The NEJl has recently expanded its finding aid for the LSC records (NEJL 012). The Legal Services Corporation Records constitute one of the core collections of the NEJL, and came to the NEJL in several different accessions. Many of the materials were donated from LSC’s in-house library. The collection consists mostly of gray literature – generally defined as publications that are not controlled by commercial publishers, such as research reports and proceedings of board meetings, and of audio-visual materials. The LSC collection is not a traditional manuscript collection and is partially “artificial”: to fill gaps in specific series and to facilitate easier access to LSC materials, materials from other NEJL collections are included in the LSC finding aid, even though they remain part of other NEJL collections, such as the Bill McCalpin Papers.

The records are arranged into the following nine series: 1. Board and committee meetings; 2. Fact books; 3. Budget and appropriation requests; 4. Annual reports; 5. Program directories; 6. Reports and proceedings; 7. training materials, 8. Newsletters and clipping files, and 9. Audio-visual materials.

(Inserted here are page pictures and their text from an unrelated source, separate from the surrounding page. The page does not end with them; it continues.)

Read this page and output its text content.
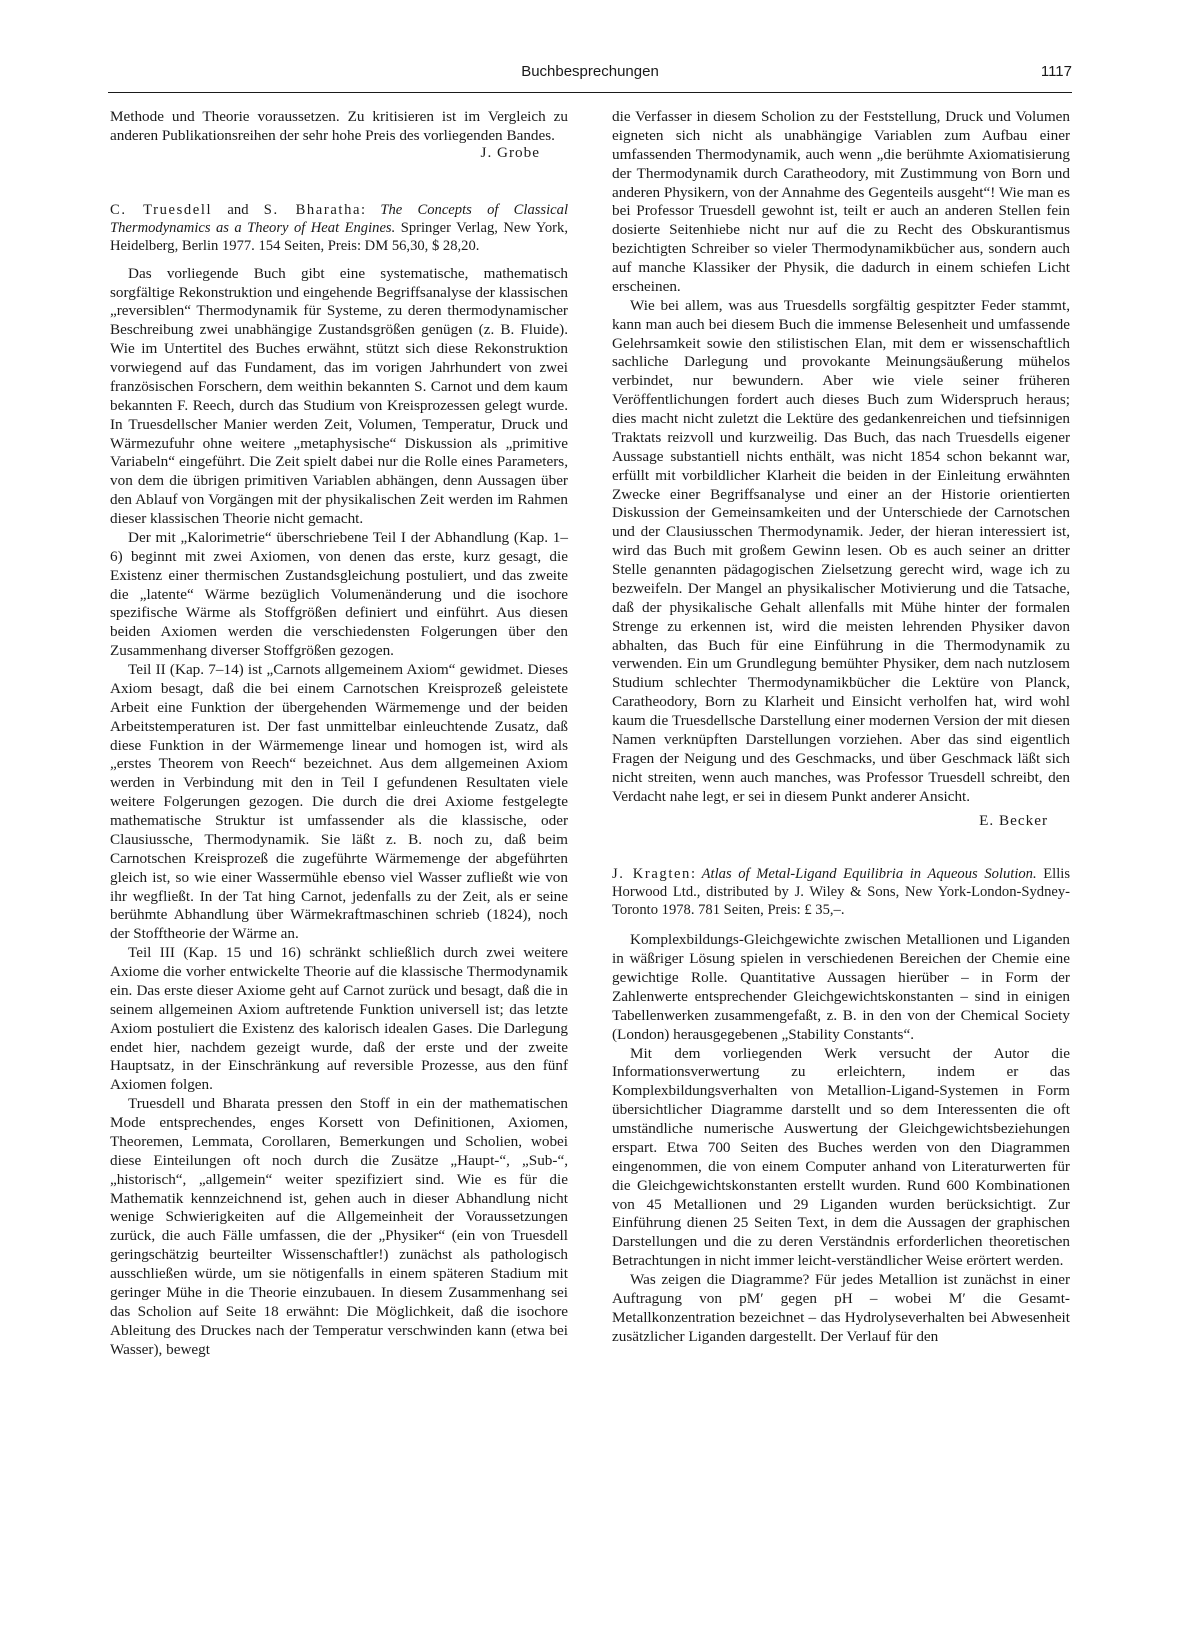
Buchbesprechungen	1117

Methode und Theorie voraussetzen. Zu kritisieren ist im Vergleich zu anderen Publikationsreihen der sehr hohe Preis des vorliegenden Bandes.

J. Grobe

C. Truesdell and S. Bharatha: The Concepts of Classical Thermodynamics as a Theory of Heat Engines. Springer Verlag, New York, Heidelberg, Berlin 1977. 154 Seiten, Preis: DM 56,30, $ 28,20.

Das vorliegende Buch gibt eine systematische, mathematisch sorgfältige Rekonstruktion und eingehende Begriffsanalyse der klassischen „reversiblen“ Thermodynamik für Systeme, zu deren thermodynamischer Beschreibung zwei unabhängige Zustandsgrößen genügen (z. B. Fluide). Wie im Untertitel des Buches erwähnt, stützt sich diese Rekonstruktion vorwiegend auf das Fundament, das im vorigen Jahrhundert von zwei französischen Forschern, dem weithin bekannten S. Carnot und dem kaum bekannten F. Reech, durch das Studium von Kreisprozessen gelegt wurde. In Truesdellscher Manier werden Zeit, Volumen, Temperatur, Druck und Wärmezufuhr ohne weitere „metaphysische“ Diskussion als „primitive Variabeln“ eingeführt. Die Zeit spielt dabei nur die Rolle eines Parameters, von dem die übrigen primitiven Variablen abhängen, denn Aussagen über den Ablauf von Vorgängen mit der physikalischen Zeit werden im Rahmen dieser klassischen Theorie nicht gemacht.

Der mit „Kalorimetrie“ überschriebene Teil I der Abhandlung (Kap. 1–6) beginnt mit zwei Axiomen, von denen das erste, kurz gesagt, die Existenz einer thermischen Zustandsgleichung postuliert, und das zweite die „latente“ Wärme bezüglich Volumenänderung und die isochore spezifische Wärme als Stoffgrößen definiert und einführt. Aus diesen beiden Axiomen werden die verschiedensten Folgerungen über den Zusammenhang diverser Stoffgrößen gezogen.

Teil II (Kap. 7–14) ist „Carnots allgemeinem Axiom“ gewidmet. Dieses Axiom besagt, daß die bei einem Carnotschen Kreisprozeß geleistete Arbeit eine Funktion der übergehenden Wärmemenge und der beiden Arbeitstemperaturen ist. Der fast unmittelbar einleuchtende Zusatz, daß diese Funktion in der Wärmemenge linear und homogen ist, wird als „erstes Theorem von Reech“ bezeichnet. Aus dem allgemeinen Axiom werden in Verbindung mit den in Teil I gefundenen Resultaten viele weitere Folgerungen gezogen. Die durch die drei Axiome festgelegte mathematische Struktur ist umfassender als die klassische, oder Clausiussche, Thermodynamik. Sie läßt z. B. noch zu, daß beim Carnotschen Kreisprozeß die zugeführte Wärmemenge der abgeführten gleich ist, so wie einer Wassermühle ebenso viel Wasser zufließt wie von ihr wegfließt. In der Tat hing Carnot, jedenfalls zu der Zeit, als er seine berühmte Abhandlung über Wärmekraftmaschinen schrieb (1824), noch der Stofftheorie der Wärme an.

Teil III (Kap. 15 und 16) schränkt schließlich durch zwei weitere Axiome die vorher entwickelte Theorie auf die klassische Thermodynamik ein. Das erste dieser Axiome geht auf Carnot zurück und besagt, daß die in seinem allgemeinen Axiom auftretende Funktion universell ist; das letzte Axiom postuliert die Existenz des kalorisch idealen Gases. Die Darlegung endet hier, nachdem gezeigt wurde, daß der erste und der zweite Hauptsatz, in der Einschränkung auf reversible Prozesse, aus den fünf Axiomen folgen.

Truesdell und Bharata pressen den Stoff in ein der mathematischen Mode entsprechendes, enges Korsett von Definitionen, Axiomen, Theoremen, Lemmata, Corollaren, Bemerkungen und Scholien, wobei diese Einteilungen oft noch durch die Zusätze „Haupt-“, „Sub-“, „historisch“, „allgemein“ weiter spezifiziert sind. Wie es für die Mathematik kennzeichnend ist, gehen auch in dieser Abhandlung nicht wenige Schwierigkeiten auf die Allgemeinheit der Voraussetzungen zurück, die auch Fälle umfassen, die der „Physiker“ (ein von Truesdell geringschätzig beurteilter Wissenschaftler!) zunächst als pathologisch ausschließen würde, um sie nötigenfalls in einem späteren Stadium mit geringer Mühe in die Theorie einzubauen. In diesem Zusammenhang sei das Scholion auf Seite 18 erwähnt: Die Möglichkeit, daß die isochore Ableitung des Druckes nach der Temperatur verschwinden kann (etwa bei Wasser), bewegt

die Verfasser in diesem Scholion zu der Feststellung, Druck und Volumen eigneten sich nicht als unabhängige Variablen zum Aufbau einer umfassenden Thermodynamik, auch wenn „die berühmte Axiomatisierung der Thermodynamik durch Caratheodory, mit Zustimmung von Born und anderen Physikern, von der Annahme des Gegenteils ausgeht“! Wie man es bei Professor Truesdell gewohnt ist, teilt er auch an anderen Stellen fein dosierte Seitenhiebe nicht nur auf die zu Recht des Obskurantismus bezichtigten Schreiber so vieler Thermodynamikbücher aus, sondern auch auf manche Klassiker der Physik, die dadurch in einem schiefen Licht erscheinen.

Wie bei allem, was aus Truesdells sorgfältig gespitzter Feder stammt, kann man auch bei diesem Buch die immense Belesenheit und umfassende Gelehrsamkeit sowie den stilistischen Elan, mit dem er wissenschaftlich sachliche Darlegung und provokante Meinungsäußerung mühelos verbindet, nur bewundern. Aber wie viele seiner früheren Veröffentlichungen fordert auch dieses Buch zum Widerspruch heraus; dies macht nicht zuletzt die Lektüre des gedankenreichen und tiefsinnigen Traktats reizvoll und kurzweilig. Das Buch, das nach Truesdells eigener Aussage substantiell nichts enthält, was nicht 1854 schon bekannt war, erfüllt mit vorbildlicher Klarheit die beiden in der Einleitung erwähnten Zwecke einer Begriffsanalyse und einer an der Historie orientierten Diskussion der Gemeinsamkeiten und der Unterschiede der Carnotschen und der Clausiusschen Thermodynamik. Jeder, der hieran interessiert ist, wird das Buch mit großem Gewinn lesen. Ob es auch seiner an dritter Stelle genannten pädagogischen Zielsetzung gerecht wird, wage ich zu bezweifeln. Der Mangel an physikalischer Motivierung und die Tatsache, daß der physikalische Gehalt allenfalls mit Mühe hinter der formalen Strenge zu erkennen ist, wird die meisten lehrenden Physiker davon abhalten, das Buch für eine Einführung in die Thermodynamik zu verwenden. Ein um Grundlegung bemühter Physiker, dem nach nutzlosem Studium schlechter Thermodynamikbücher die Lektüre von Planck, Caratheodory, Born zu Klarheit und Einsicht verholfen hat, wird wohl kaum die Truesdellsche Darstellung einer modernen Version der mit diesen Namen verknüpften Darstellungen vorziehen. Aber das sind eigentlich Fragen der Neigung und des Geschmacks, und über Geschmack läßt sich nicht streiten, wenn auch manches, was Professor Truesdell schreibt, den Verdacht nahe legt, er sei in diesem Punkt anderer Ansicht.

E. Becker

J. Kragten: Atlas of Metal-Ligand Equilibria in Aqueous Solution. Ellis Horwood Ltd., distributed by J. Wiley & Sons, New York-London-Sydney-Toronto 1978. 781 Seiten, Preis: £ 35,–.

Komplexbildungs-Gleichgewichte zwischen Metallionen und Liganden in wäßriger Lösung spielen in verschiedenen Bereichen der Chemie eine gewichtige Rolle. Quantitative Aussagen hierüber – in Form der Zahlenwerte entsprechender Gleichgewichtskonstanten – sind in einigen Tabellenwerken zusammengefaßt, z. B. in den von der Chemical Society (London) herausgegebenen „Stability Constants“.

Mit dem vorliegenden Werk versucht der Autor die Informationsverwertung zu erleichtern, indem er das Komplexbildungsverhalten von Metallion-Ligand-Systemen in Form übersichtlicher Diagramme darstellt und so dem Interessenten die oft umständliche numerische Auswertung der Gleichgewichtsbeziehungen erspart. Etwa 700 Seiten des Buches werden von den Diagrammen eingenommen, die von einem Computer anhand von Literaturwerten für die Gleichgewichtskonstanten erstellt wurden. Rund 600 Kombinationen von 45 Metallionen und 29 Liganden wurden berücksichtigt. Zur Einführung dienen 25 Seiten Text, in dem die Aussagen der graphischen Darstellungen und die zu deren Verständnis erforderlichen theoretischen Betrachtungen in nicht immer leicht-verständlicher Weise erörtert werden.

Was zeigen die Diagramme? Für jedes Metallion ist zunächst in einer Auftragung von pM′ gegen pH – wobei M′ die Gesamt-Metallkonzentration bezeichnet – das Hydrolyseverhalten bei Abwesenheit zusätzlicher Liganden dargestellt. Der Verlauf für den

Experiences of a Legal Aid Lawyer by Junius Allison

When reviewing correspondence files from the early 1990s, the NEJL archivist recently discovered an unpublished manuscript: Experiences of a Legal Aid Lawyer by Junius L. Allison [ca. 1993]. Allison (1909-2003), who was originally from North Carolina, worked at Chicago’s Legal Aid Bureau in the 1940s and joined NLADA’s staff in 1953. From 1962-1971, he served as the organization’s Executive Director. Allison’s manuscript includes detailed recollections of his work for the Chicago Legal Aid Bureau in the 1940s, and his work for the NLADA in the 1950s and 1960s, where he closely cooperated with Emery A. Brownell. From an archivist’s perspective, Allison’s memoirs are also interesting, because they include descriptions of the contents of NLADA’s library in the 1950s and 1960s, as well as descriptions of some of NLADA’s promotional projects, such as the launch of the “Justice” TV series in 1953. The manuscript can be reviewed at the NEJL.

Book reviews

In the past years, To Establish Justice for All: The Past and Future of Civil Legal Aid in the United States by Earl Johnson Jr. (Praeger, 2013) has been reviewed numerous times. Reviews by Art Gilbert in the L.A. Daily Journal, Jan. 26, 2014, and by Toby Rothschild in the MIE Journal, vol. 28, are available on the on the book’s website: http://www.toestablishjustice.com/page1/page1.html

Victor Geminiani reviewed it for the Clearinghouse Review, Vol. 2015, Issue 5, and Alan Houseman wrote a reflection, published in the Georgetown Journal on Poverty Law and Policy, vol. 23, no. 2.